Damien Echols, Jason Baldwin and Jessie Misskelley Jr. aka West Memphis Three are now free men. Nearly after two decades, the trio, imprisoned for murdering three eight-year-old boys in Arkansas in 1993, walked out of a courtroom on Friday proclaiming their innocence.

The defendants agreed to take an Alford plea, a legal maneuver that allows them to continue to claim their innocence, while accepting that prosecutors have enough evidence against them.

Echols, 37, had been on death row, while Baldwin, 37, and Misskelley, 36, had been serving their life sentences. The release of the three men, who were teenagers at the time of killings in the Arkansas-Tennessee border town of West Memphis, followed a test of DNA evidence at the crime scene couldn't find any genetic material belonging to the men.

I am innocent of these charges but I am entering an Alford guilty plea, Echols told the judge. The other two also stressed their innocence.

Although I am innocent, this plea is in my best interest, Misskelley said.

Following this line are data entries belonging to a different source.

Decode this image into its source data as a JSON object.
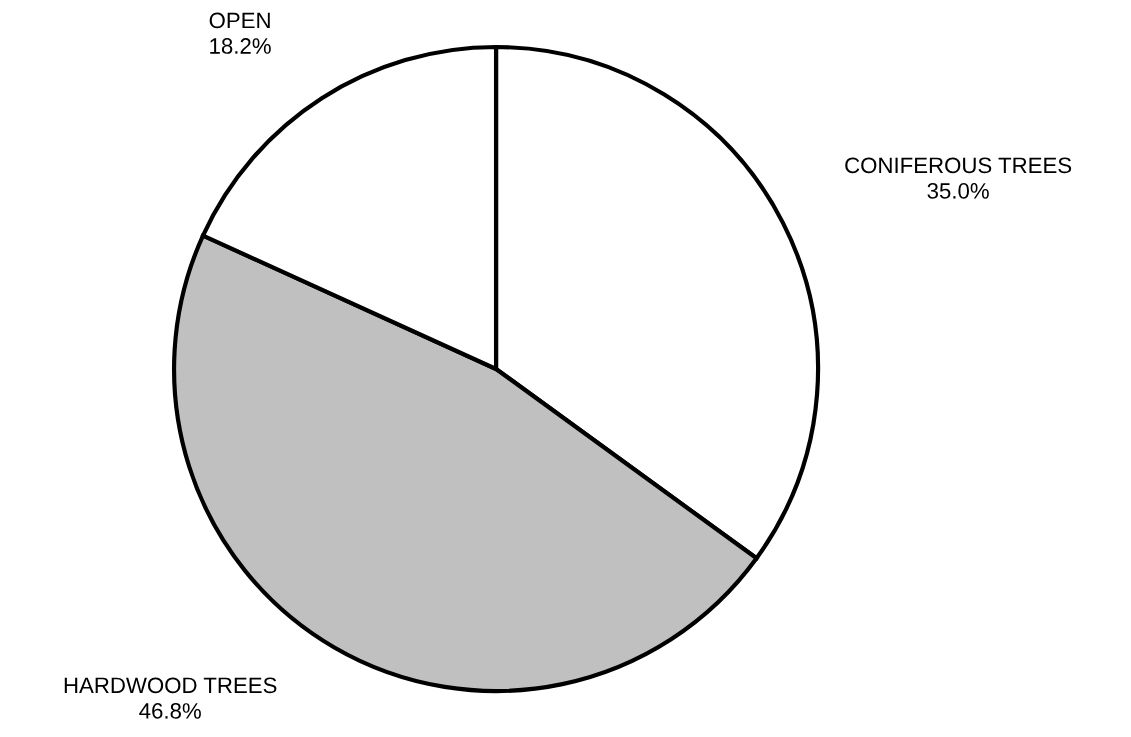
{
  "chart_data": {
    "type": "pie",
    "categories": [
      "CONIFEROUS TREES",
      "HARDWOOD TREES",
      "OPEN"
    ],
    "values": [
      35.0,
      46.8,
      18.2
    ],
    "value_labels": [
      "35.0%",
      "46.8%",
      "18.2%"
    ],
    "colors": [
      "#ffffff",
      "#c0c0c0",
      "#ffffff"
    ]
  }
}
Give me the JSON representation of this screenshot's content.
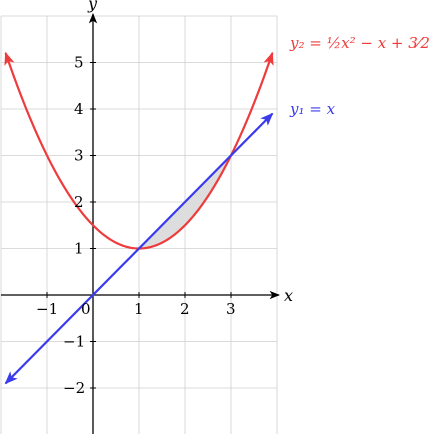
{
  "chart_data": {
    "type": "line",
    "xlabel": "x",
    "ylabel": "y",
    "xlim": [
      -2,
      4
    ],
    "ylim": [
      -3,
      6
    ],
    "x_ticks": [
      -1,
      0,
      1,
      2,
      3
    ],
    "x_tick_labels": [
      "−1",
      "0",
      "1",
      "2",
      "3"
    ],
    "y_ticks": [
      -2,
      -1,
      1,
      2,
      3,
      4,
      5
    ],
    "y_tick_labels": [
      "−2",
      "−1",
      "1",
      "2",
      "3",
      "4",
      "5"
    ],
    "grid": true,
    "series": [
      {
        "name": "y₂ = ½x² − x + 3⁄2",
        "color": "#ee3b3b",
        "x": [
          -1.9,
          -1.5,
          -1,
          -0.5,
          0,
          0.5,
          1,
          1.5,
          2,
          2.5,
          3,
          3.5,
          3.9
        ],
        "y": [
          5.205,
          4.125,
          3,
          2.125,
          1.5,
          1.125,
          1,
          1.125,
          1.5,
          2.125,
          3,
          4.125,
          5.205
        ]
      },
      {
        "name": "y₁ = x",
        "color": "#3b3bee",
        "x": [
          -1.9,
          3.9
        ],
        "y": [
          -1.9,
          3.9
        ]
      }
    ],
    "shaded_region": {
      "between": [
        "y₁ = x",
        "y₂ = ½x² − x + 3⁄2"
      ],
      "x_from": 1,
      "x_to": 3,
      "fill": "#dddddd"
    }
  }
}
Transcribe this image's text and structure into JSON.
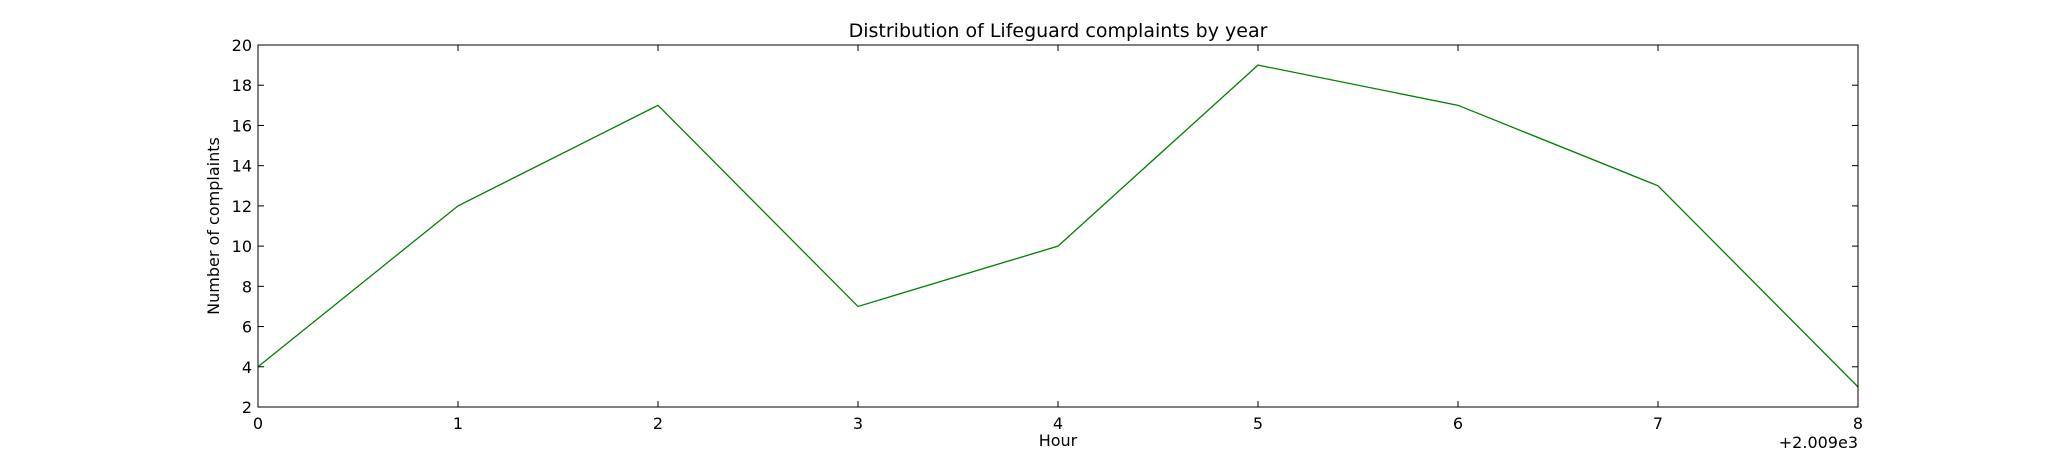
{
  "chart_data": {
    "type": "line",
    "title": "Distribution of  Lifeguard complaints by year",
    "xlabel": "Hour",
    "ylabel": "Number of complaints",
    "x_offset_label": "+2.009e3",
    "x": [
      0,
      1,
      2,
      3,
      4,
      5,
      6,
      7,
      8
    ],
    "xticks": [
      "0",
      "1",
      "2",
      "3",
      "4",
      "5",
      "6",
      "7",
      "8"
    ],
    "yticks": [
      "2",
      "4",
      "6",
      "8",
      "10",
      "12",
      "14",
      "16",
      "18",
      "20"
    ],
    "xlim": [
      0,
      8
    ],
    "ylim": [
      2,
      20
    ],
    "grid": false,
    "series": [
      {
        "values": [
          4,
          12,
          17,
          7,
          10,
          19,
          17,
          13,
          3
        ],
        "color": "#008000"
      }
    ]
  }
}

Nude maimed bodies of three eight-year-old boys, named Christopher Byers, Stevie Branch, and Michael Moore, were found in an Arkansas ditch in May 1993.

The murders took place at a time when there was a panic about satanic cults. This is what led the police of West Memphis to focus on Echols, who used to wear complete black and considered himself a Wiccan, New York Times reported.

The inquiry eventually led to Misskelley, who, after almost 12 hours of police interrogation, confessed to the murders involving Echols and Baldwin.

The Arkansas Supreme Court ruled in November 2010 that since there was enough evidence, a new hearing will take place in December 2011 to determine whether to have a new trial. However, Echols' lawyers started working on a deal to set them free.

As far as the state is concerned, this case is closed, prosecutor Scott Ellington said, adding the plea deal did not amount to exoneration and that the state still believed the men were guilty, Reuters reported.

On the other hand, the defendants said in a press conference that they would seek justice for the victims and try to clear their names.

The deal was not perfect, by any means, Echols said. But at least it brings closure to some areas, and in some aspects.

Paradise Lost: The Child Murders at Robin Hood Hills

The 1996 HBO documentary titled Paradise Lost: The Child Murders at Robin Hood Hills made headlines when it gained attention of some celebrities, including Vedder and Natalie Maines, who later proved instrumental in funding a legal team to win the three a new trial.

A movie, based on the West Memphis Three, is also on its way. Atom Egoyan, the Egyptian-born director, announces his plans to shoot a movie in early spring 2012.